I have got data nestled in folders and subfolders within Azure Data Lake. Each piece of data comes with a file name, and in ADLS, we can view the modified time. Now, I'm looking to calculate the total storage size of the data stored within a particular timeframe. How can I access files within that specific time range and calculate the total data size?
Below code should work after providing the start time and end time for the range you want to get the size -
from datetime import datetime
from pyspark.sql import SparkSession
from pyspark.sql.functions import col
# Set up Spark session
spark = SparkSession.builder.appName("FileCount").getOrCreate()
# ADLS Gen2 storage account details
account_name = "<account-name"
container_name = "<container_name>"
relative_path = "ADL_STG_NEW/attrep_change*"
# Define the start and end timestamps
start_timestamp = datetime.strptime("2023-11-16 00:00:00", "%Y-%m-%d %H:%M:%S")
end_timestamp = datetime.strptime("2023-11-17 00:00:00", "%Y-%m-%d %H:%M:%S")
# Convert timestamps to milliseconds for comparison
start_timestamp_ms = int(start_timestamp.timestamp()) * 1000
end_timestamp_ms = int(end_timestamp.timestamp()) * 1000
print(start_timestamp_ms)
print(end_timestamp_ms)
# ADLS Gen2 path
adls_base_path = f"abfss://{container_name}@{account_name}.dfs.core.windows.net/{relative_path}"
def get_dir_content(ls_path):
for dir_path in dbutils.fs.ls(ls_path):
if dir_path.isDir() and ls_path != dir_path.path:
yield dir_path.path
list(get_dir_content(adls_base_path))
for adls_path in list(get_dir_content(adls_base_path)):
file_list = dbutils.fs.ls(adls_path)
filtered_files = [
(file.name, file.modificationTime, file.size) for file in file_list
if start_timestamp_ms <= file.modificationTime <= end_timestamp_ms
]
file_count = len(filtered_files)
total_size = sum(file_info[2] for file_info in filtered_files)

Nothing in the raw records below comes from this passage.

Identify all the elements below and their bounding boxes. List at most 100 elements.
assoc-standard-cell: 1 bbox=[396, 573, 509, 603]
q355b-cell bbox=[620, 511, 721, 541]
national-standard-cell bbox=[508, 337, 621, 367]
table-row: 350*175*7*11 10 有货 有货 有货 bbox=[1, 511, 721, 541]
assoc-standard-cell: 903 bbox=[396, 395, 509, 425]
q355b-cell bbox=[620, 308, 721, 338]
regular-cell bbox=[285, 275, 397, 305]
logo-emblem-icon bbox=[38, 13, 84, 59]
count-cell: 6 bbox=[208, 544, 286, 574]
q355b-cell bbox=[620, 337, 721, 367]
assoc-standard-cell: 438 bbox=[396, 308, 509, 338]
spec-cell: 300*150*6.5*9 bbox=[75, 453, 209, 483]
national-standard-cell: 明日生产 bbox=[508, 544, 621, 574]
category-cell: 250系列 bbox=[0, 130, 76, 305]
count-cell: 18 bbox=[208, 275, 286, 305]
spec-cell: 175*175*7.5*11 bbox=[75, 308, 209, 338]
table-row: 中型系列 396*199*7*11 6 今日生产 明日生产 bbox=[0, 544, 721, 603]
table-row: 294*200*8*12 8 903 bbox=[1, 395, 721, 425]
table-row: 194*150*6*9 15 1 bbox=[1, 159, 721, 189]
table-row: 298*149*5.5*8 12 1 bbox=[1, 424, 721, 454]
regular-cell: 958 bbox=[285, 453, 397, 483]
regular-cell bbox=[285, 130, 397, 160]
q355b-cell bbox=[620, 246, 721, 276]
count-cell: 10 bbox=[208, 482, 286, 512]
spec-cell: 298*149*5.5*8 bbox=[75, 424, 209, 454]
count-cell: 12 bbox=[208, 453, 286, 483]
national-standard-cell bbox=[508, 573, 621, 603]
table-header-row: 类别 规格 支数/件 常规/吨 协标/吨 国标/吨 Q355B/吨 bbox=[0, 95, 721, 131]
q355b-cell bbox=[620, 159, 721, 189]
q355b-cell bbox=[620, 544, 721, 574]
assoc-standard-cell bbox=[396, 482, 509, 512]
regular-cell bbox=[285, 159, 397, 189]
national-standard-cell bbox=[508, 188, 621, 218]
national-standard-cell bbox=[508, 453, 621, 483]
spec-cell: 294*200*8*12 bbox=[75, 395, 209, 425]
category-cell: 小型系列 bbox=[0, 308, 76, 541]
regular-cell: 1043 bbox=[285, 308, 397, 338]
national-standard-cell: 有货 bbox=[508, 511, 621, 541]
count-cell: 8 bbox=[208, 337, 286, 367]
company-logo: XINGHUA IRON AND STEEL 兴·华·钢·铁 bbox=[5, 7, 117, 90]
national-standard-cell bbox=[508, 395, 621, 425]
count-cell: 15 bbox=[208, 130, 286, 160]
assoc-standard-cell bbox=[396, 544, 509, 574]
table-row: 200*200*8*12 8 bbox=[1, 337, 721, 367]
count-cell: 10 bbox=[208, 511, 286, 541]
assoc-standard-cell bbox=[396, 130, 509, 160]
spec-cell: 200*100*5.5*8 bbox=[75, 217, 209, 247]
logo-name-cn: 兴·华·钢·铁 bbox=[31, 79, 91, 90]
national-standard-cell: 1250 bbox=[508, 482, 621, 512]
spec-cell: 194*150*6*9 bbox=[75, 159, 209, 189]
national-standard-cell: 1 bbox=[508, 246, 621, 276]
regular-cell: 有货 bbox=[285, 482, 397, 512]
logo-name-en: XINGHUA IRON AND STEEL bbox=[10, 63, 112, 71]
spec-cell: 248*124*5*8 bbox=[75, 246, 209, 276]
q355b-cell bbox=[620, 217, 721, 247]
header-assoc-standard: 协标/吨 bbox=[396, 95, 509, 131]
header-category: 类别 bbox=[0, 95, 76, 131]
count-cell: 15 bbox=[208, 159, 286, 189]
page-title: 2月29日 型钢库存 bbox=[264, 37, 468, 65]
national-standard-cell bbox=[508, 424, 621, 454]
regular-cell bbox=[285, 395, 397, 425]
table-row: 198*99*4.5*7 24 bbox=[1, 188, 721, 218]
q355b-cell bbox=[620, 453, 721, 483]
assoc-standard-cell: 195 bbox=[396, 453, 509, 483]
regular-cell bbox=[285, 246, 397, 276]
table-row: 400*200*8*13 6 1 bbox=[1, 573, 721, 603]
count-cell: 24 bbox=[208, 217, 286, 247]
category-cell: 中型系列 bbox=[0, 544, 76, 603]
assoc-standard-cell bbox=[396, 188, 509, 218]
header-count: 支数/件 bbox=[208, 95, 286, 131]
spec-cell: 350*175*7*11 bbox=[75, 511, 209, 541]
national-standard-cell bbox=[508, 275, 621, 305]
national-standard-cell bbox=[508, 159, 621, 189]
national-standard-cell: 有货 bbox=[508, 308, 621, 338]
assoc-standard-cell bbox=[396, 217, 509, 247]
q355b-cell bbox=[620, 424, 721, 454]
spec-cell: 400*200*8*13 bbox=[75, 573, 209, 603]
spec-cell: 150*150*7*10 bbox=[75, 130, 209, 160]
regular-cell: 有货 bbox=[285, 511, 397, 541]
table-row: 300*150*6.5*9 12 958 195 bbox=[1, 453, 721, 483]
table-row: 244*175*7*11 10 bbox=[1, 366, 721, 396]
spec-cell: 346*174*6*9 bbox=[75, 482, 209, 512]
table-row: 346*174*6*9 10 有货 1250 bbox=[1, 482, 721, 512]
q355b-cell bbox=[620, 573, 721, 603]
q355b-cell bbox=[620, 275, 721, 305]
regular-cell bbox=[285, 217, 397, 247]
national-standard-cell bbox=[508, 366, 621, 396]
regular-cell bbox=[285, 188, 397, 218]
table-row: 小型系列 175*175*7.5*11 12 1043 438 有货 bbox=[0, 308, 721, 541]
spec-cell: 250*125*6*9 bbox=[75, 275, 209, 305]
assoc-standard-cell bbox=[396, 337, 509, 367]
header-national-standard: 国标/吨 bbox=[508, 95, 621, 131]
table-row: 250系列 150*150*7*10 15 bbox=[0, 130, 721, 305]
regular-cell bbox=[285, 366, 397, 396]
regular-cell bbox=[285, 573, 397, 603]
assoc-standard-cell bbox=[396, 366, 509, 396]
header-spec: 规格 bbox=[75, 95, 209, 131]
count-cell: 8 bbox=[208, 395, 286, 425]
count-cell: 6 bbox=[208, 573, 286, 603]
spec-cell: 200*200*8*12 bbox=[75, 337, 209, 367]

total_size = total_size/(1024*1024)
print(f"{adls_path},{total_size},{file_count}")
start_timestamp_ms = int(start_timestamp.timestamp()) * 1000
end_timestamp_ms = int(end_timestamp.timestamp()) * 1000
file_list = dbutils.fs.ls(adls_path)
filtered_files = [
(file.name, file.modificationTime, file.size) for file in file_list
if start_timestamp_ms <= file.modificationTime <= end_timestamp_ms
]
file_count = len(filtered_files)
print(f"Number of files created between {start_timestamp} and {end_timestamp}: {file_count}")
total_size = sum(file_info[2] for file_info in filtered_files)
total_size = total_size/(1024*1024)
print(f"{relative_path},{total_size},{file_count}")
print(f"Total size of files: {total_size} MegaBytes")